Batteriespeicher stehen nicht immer in Deutschland. Südeuropa und Skandinavien sind beliebte Standorte. Das wirft zwei Fragen auf: die IAB-Konformität und die Umsatzsteuer.

IAB und Betriebsstättenzuordnung

Der IAB setzt voraus, dass das Wirtschaftsgut einer inländischen Betriebsstätte zugeordnet wird. Steht die Anlage im Ausland, ist deutsches Steuerrecht möglicherweise gar nicht anwendbar.

Das BMF-Schreiben vom 17. Dezember 2019 (IV B 5 - S 1341/19/10010) zu Betriebsstätten ohne Personalfunktion ist hier einschlägig. Es erfasst ausdrücklich Fälle wie Wind- und Solarkraftanlagen, und die Grundsätze gelten gleichermaßen für Batteriespeicher.
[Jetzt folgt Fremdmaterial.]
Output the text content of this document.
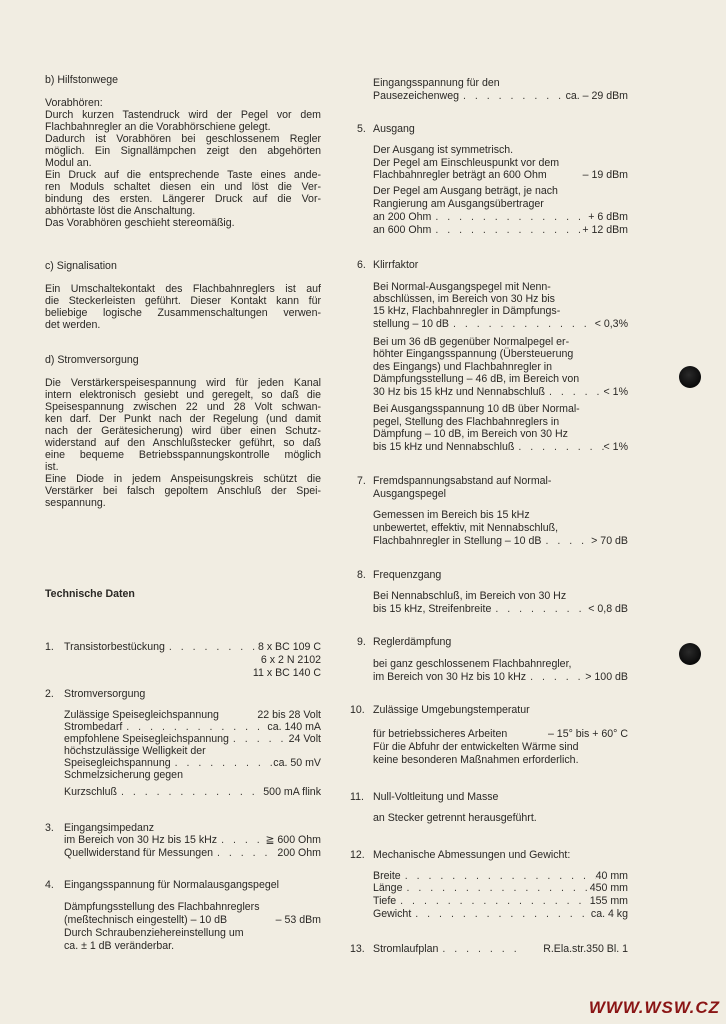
b) Hilfstonwege
Vorabhören:
Durch kurzen Tastendruck wird der Pegel vor dem
Flachbahnregler an die Vorabhörschiene gelegt.
Dadurch ist Vorabhören bei geschlossenem Regler
möglich. Ein Signallämpchen zeigt den abgehörten
Modul an.
Ein Druck auf die entsprechende Taste eines ande-
ren Moduls schaltet diesen ein und löst die Ver-
bindung des ersten. Längerer Druck auf die Vor-
abhörtaste löst die Anschaltung.
Das Vorabhören geschieht stereomäßig.
c) Signalisation
Ein Umschaltekontakt des Flachbahnreglers ist auf
die Steckerleisten geführt. Dieser Kontakt kann für
beliebige logische Zusammenschaltungen verwen-
det werden.
d) Stromversorgung
Die Verstärkerspeisespannung wird für jeden Kanal
intern elektronisch gesiebt und geregelt, so daß die
Speisespannung zwischen 22 und 28 Volt schwan-
ken darf. Der Punkt nach der Regelung (und damit
nach der Gerätesicherung) wird über einen Schutz-
widerstand auf den Anschlußstecker geführt, so daß
eine bequeme Betriebsspannungskontrolle möglich
ist.
Eine Diode in jedem Anspeisungskreis schützt die
Verstärker bei falsch gepoltem Anschluß der Spei-
sespannung.
Technische Daten
1. Transistorbestückung . . .	8 x BC 109 C
6 x 2 N 2102
11 x BC 140 C
2. Stromversorgung
Zulässige Speisegleichspannung	22 bis 28 Volt
Strombedarf . . .	ca. 140 mA
empfohlene Speisegleichspannung . . .	24 Volt
höchstzulässige Welligkeit der
Speisegleichspannung . . .	ca. 50 mV
Schmelzsicherung gegen
Kurzschluß . . .	500 mA flink
3. Eingangsimpedanz
im Bereich von 30 Hz bis 15 kHz . . .	≧ 600 Ohm
Quellwiderstand für Messungen . . .	200 Ohm
4. Eingangsspannung für Normalausgangspegel
Dämpfungsstellung des Flachbahnreglers
(meßtechnisch eingestellt) – 10 dB	– 53 dBm
Durch Schraubenziehereinstellung um
ca. ± 1 dB veränderbar.
Eingangsspannung für den
Pausezeichenweg . . .	ca. – 29 dBm
5. Ausgang
Der Ausgang ist symmetrisch.
Der Pegel am Einschleuspunkt vor dem
Flachbahnregler beträgt an 600 Ohm	– 19 dBm
Der Pegel am Ausgang beträgt, je nach
Rangierung am Ausgangsübertrager
an 200 Ohm . . .	+ 6 dBm
an 600 Ohm . . .	+ 12 dBm
6. Klirrfaktor
Bei Normal-Ausgangspegel mit Nenn-
abschlüssen, im Bereich von 30 Hz bis
15 kHz, Flachbahnregler in Dämpfungs-
stellung – 10 dB . . .	< 0,3%
Bei um 36 dB gegenüber Normalpegel er-
höhter Eingangsspannung (Übersteuerung
des Eingangs) und Flachbahnregler in
Dämpfungsstellung – 46 dB, im Bereich von
30 Hz bis 15 kHz und Nennabschluß . . .	< 1%
Bei Ausgangsspannung 10 dB über Normal-
pegel, Stellung des Flachbahnreglers in
Dämpfung – 10 dB, im Bereich von 30 Hz
bis 15 kHz und Nennabschluß . . .	< 1%
7. Fremdspannungsabstand auf Normal-
Ausgangspegel
Gemessen im Bereich bis 15 kHz
unbewertet, effektiv, mit Nennabschluß,
Flachbahnregler in Stellung – 10 dB . . .	> 70 dB
8. Frequenzgang
Bei Nennabschluß, im Bereich von 30 Hz
bis 15 kHz, Streifenbreite . . .	< 0,8 dB
9. Reglerdämpfung
bei ganz geschlossenem Flachbahnregler,
im Bereich von 30 Hz bis 10 kHz . . .	> 100 dB
10. Zulässige Umgebungstemperatur
für betriebssicheres Arbeiten	– 15° bis + 60° C
Für die Abfuhr der entwickelten Wärme sind
keine besonderen Maßnahmen erforderlich.
11. Null-Voltleitung und Masse
an Stecker getrennt herausgeführt.
12. Mechanische Abmessungen und Gewicht:
Breite . . .	40 mm
Länge . . .	450 mm
Tiefe . . .	155 mm
Gewicht . . .	ca. 4 kg
13. Stromlaufplan . . .	R.Ela.str.350 Bl. 1
WWW.WSW.CZ
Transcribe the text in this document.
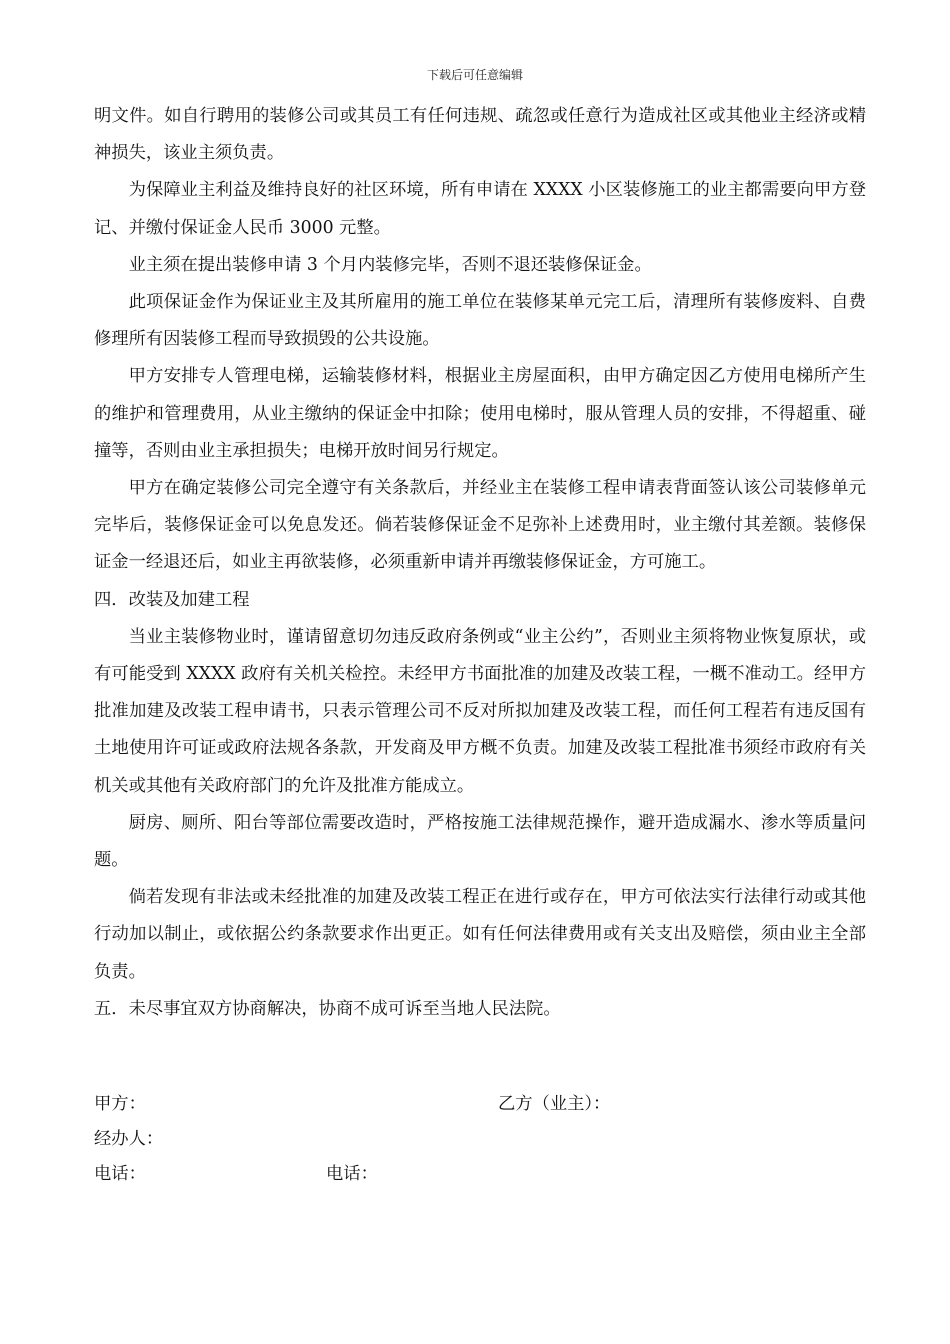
下载后可任意编辑

明文件。如自行聘用的装修公司或其员工有任何违规、疏忽或任意行为造成社区或其他业主经济或精神损失，该业主须负责。

为保障业主利益及维持良好的社区环境，所有申请在 XXXX 小区装修施工的业主都需要向甲方登记、并缴付保证金人民币 3000 元整。

业主须在提出装修申请 3 个月内装修完毕，否则不退还装修保证金。

此项保证金作为保证业主及其所雇用的施工单位在装修某单元完工后，清理所有装修废料、自费修理所有因装修工程而导致损毁的公共设施。

甲方安排专人管理电梯，运输装修材料，根据业主房屋面积，由甲方确定因乙方使用电梯所产生的维护和管理费用，从业主缴纳的保证金中扣除；使用电梯时，服从管理人员的安排，不得超重、碰撞等，否则由业主承担损失；电梯开放时间另行规定。

甲方在确定装修公司完全遵守有关条款后，并经业主在装修工程申请表背面签认该公司装修单元完毕后，装修保证金可以免息发还。倘若装修保证金不足弥补上述费用时，业主缴付其差额。装修保证金一经退还后，如业主再欲装修，必须重新申请并再缴装修保证金，方可施工。

四．改装及加建工程

当业主装修物业时，谨请留意切勿违反政府条例或“业主公约”，否则业主须将物业恢复原状，或有可能受到 XXXX 政府有关机关检控。未经甲方书面批准的加建及改装工程，一概不准动工。经甲方批准加建及改装工程申请书，只表示管理公司不反对所拟加建及改装工程，而任何工程若有违反国有土地使用许可证或政府法规各条款，开发商及甲方概不负责。加建及改装工程批准书须经市政府有关机关或其他有关政府部门的允许及批准方能成立。

厨房、厕所、阳台等部位需要改造时，严格按施工法律规范操作，避开造成漏水、渗水等质量问题。

倘若发现有非法或未经批准的加建及改装工程正在进行或存在，甲方可依法实行法律行动或其他行动加以制止，或依据公约条款要求作出更正。如有任何法律费用或有关支出及赔偿，须由业主全部负责。

五．未尽事宜双方协商解决，协商不成可诉至当地人民法院。

甲方：	乙方（业主）：
经办人：
电话：	电话：
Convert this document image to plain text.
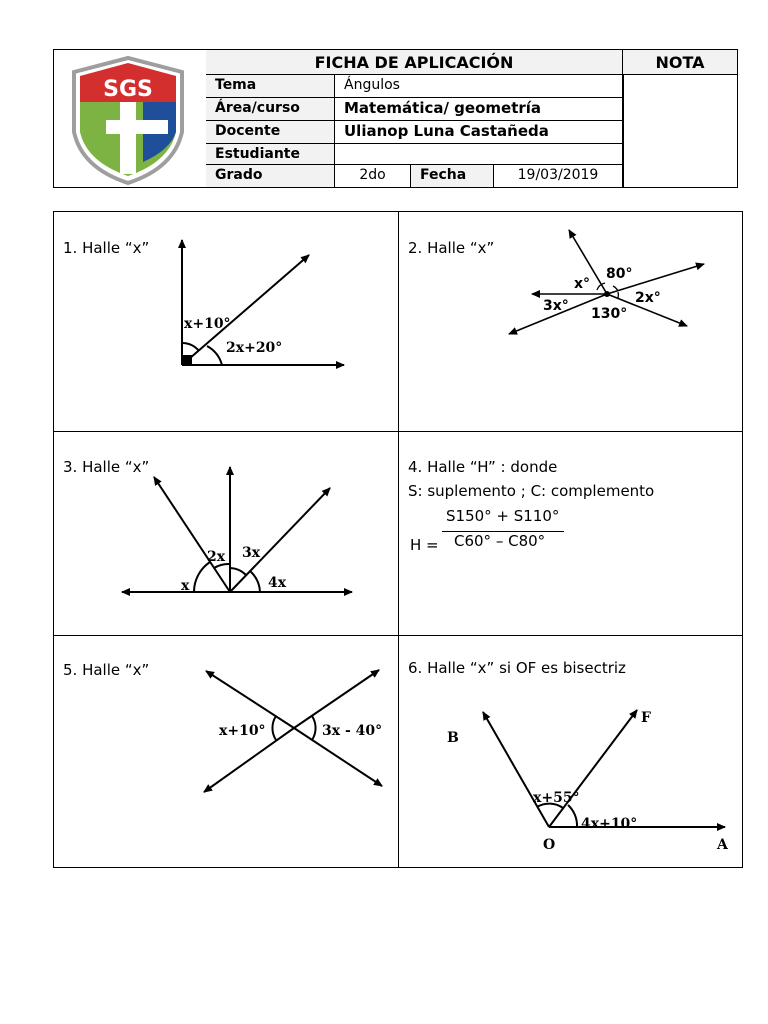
SGS
FICHA DE APLICACIÓN	NOTA
Tema	Ángulos
Área/curso	Matemática/ geometría
Docente	Ulianop Luna Castañeda
Estudiante
Grado	2do	Fecha	19/03/2019
1. Halle “x”
x+10°
2x+20°
2. Halle “x”
x°
80°
3x°	2x°
130°
3. Halle “x”
x
2x 3x
4x
4. Halle “H” : donde
S: suplemento ; C: complemento
H =
S150° + S110°
C60° – C80°
5. Halle “x”
x+10°	3x - 40°
6. Halle “x” si OF es bisectriz
B
F
O	A
x+55°
4x+10°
Nach dem OECD-Ansatz (Authorized OECD Approach) gilt: Wo kein Personal maßgebliche Funktionen ausübt, werden materielle Wirtschaftsgüter grundsätzlich nach dem Ort der Nutzung zugeordnet. Eine Batterie, die physisch im Ausland steht und dort genutzt wird, wird daher im Regelfall der ausländischen Betriebsstätte zugeordnet. Die Folge: kein IAB nach deutschem Recht.

Entscheidend ist die tatsächliche Kontrolle. Wer die Anlage von Deutschland aus operativ steuert, die wesentlichen Entscheidungen trifft und die Anlage buchhalterisch und organisatorisch der deutschen Betriebsstätte zuordnet, kann die funktionale Betriebsstättentrennung für sich nutzen. Das ist in der heutigen Zeit kein Hindernis: Server stehen routinemäßig im EU-Ausland und werden von Deutschland aus betrieben. Für bewegliche Wirtschaftsgüter wie Batterien gilt nichts anderes, solange der Investor tatsächlich in der Lage ist, die Batterie im Zweifelsfall nach Deutschland zurückzuholen, wenn es wirtschaftlich notwendig ist. Fehlt diese Möglichkeit, ist das eine ernste Warnung.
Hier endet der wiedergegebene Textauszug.